A branch of mathematics which deals in angles and sides of a triangle and also show the relationship between the angles and sides of a triangle are known as Trigonometry. There are so many types of Functions come under trigonometry. Now we will see the Derivative of Tan Inverse X. As we know that Derivative of Tan Inverse X is 1 / 1 + x²;
Let’s see the proof of Derivative of Tan Inverse X.  
First we write the tan^-1 x in the derivative form:
Proof = d / dx tan^-1 x = 1 / 1 + x²;
Now we have to assume the function for finding the Derivative of Tan Inverse X.

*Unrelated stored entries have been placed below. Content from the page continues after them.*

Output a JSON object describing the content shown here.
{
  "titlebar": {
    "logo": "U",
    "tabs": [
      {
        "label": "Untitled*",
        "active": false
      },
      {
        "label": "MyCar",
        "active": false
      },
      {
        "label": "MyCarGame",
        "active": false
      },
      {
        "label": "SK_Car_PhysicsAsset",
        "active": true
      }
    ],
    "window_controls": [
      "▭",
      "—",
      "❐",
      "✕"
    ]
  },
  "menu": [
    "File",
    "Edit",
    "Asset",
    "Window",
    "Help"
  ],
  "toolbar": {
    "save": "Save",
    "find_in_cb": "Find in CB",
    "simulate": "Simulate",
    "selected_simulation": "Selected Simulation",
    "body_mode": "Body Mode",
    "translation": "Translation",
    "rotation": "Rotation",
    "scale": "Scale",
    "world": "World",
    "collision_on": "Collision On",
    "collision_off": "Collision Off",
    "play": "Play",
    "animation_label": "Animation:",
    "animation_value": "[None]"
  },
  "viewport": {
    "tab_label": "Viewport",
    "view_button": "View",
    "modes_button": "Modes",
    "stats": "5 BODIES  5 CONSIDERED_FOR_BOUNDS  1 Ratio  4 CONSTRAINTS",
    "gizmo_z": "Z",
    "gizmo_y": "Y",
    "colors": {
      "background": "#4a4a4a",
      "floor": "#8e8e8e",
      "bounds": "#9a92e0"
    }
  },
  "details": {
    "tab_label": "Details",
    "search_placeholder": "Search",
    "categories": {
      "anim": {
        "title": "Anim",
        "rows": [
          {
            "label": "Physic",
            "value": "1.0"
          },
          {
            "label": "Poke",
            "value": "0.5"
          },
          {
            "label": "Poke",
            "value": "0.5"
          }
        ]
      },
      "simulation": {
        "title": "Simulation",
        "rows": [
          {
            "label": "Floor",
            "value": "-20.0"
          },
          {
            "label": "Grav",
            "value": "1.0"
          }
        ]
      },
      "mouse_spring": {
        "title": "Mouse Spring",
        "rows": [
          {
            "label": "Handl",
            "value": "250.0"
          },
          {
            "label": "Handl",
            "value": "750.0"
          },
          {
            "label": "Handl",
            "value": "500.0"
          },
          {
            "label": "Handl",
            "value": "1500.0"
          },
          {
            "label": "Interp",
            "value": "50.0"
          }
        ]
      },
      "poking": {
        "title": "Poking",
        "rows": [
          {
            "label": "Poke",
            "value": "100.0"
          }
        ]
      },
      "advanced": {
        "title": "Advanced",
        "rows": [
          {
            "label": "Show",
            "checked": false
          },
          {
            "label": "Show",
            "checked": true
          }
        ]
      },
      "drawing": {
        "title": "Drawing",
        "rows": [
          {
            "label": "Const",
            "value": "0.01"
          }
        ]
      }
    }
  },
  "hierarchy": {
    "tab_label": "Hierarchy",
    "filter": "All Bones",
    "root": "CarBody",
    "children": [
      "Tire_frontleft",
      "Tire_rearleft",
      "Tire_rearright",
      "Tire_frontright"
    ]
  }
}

Let the function f (x) = tan^-1 x,
If we put the value of x = tan ⊖;
On putting the value we get:
= f (tan ⊖) = ⊖;
If we differentiate it then we get:
= f’ (tan ⊖) sec² ⊖= 1;
We can write it as:
= f’ (tan ⊖) = 1 / sec² ⊖…… (1);
We can write the sec² ⊖ as:
Sec² ⊖ = tan² ⊖ + 1;
Now assume x = tan ⊖ then we can write it as:
→ sec² ⊖ = 1 + x^2……… (2);
So put the value of equation (2) in the equation (1);
On putting the value in the equation 1 we get:
= f’ (tan ⊖) = 1 / sec² ⊖…… (1);
= f’ (tan ⊖) = 1 / 1 + x²;
So we write the derivative of tan inverse x is:
= d / dx tan^-1 x = 1 / 1 + x²;
One condition is given for this inverse derivative function which is shown below:
When we put the limit of x is + ∞ then we get the value of derivative of tan inverse x is 0.
= d / dx tan^-1 x = 0;
This is how we can prove the Derivative Of tan inverse X.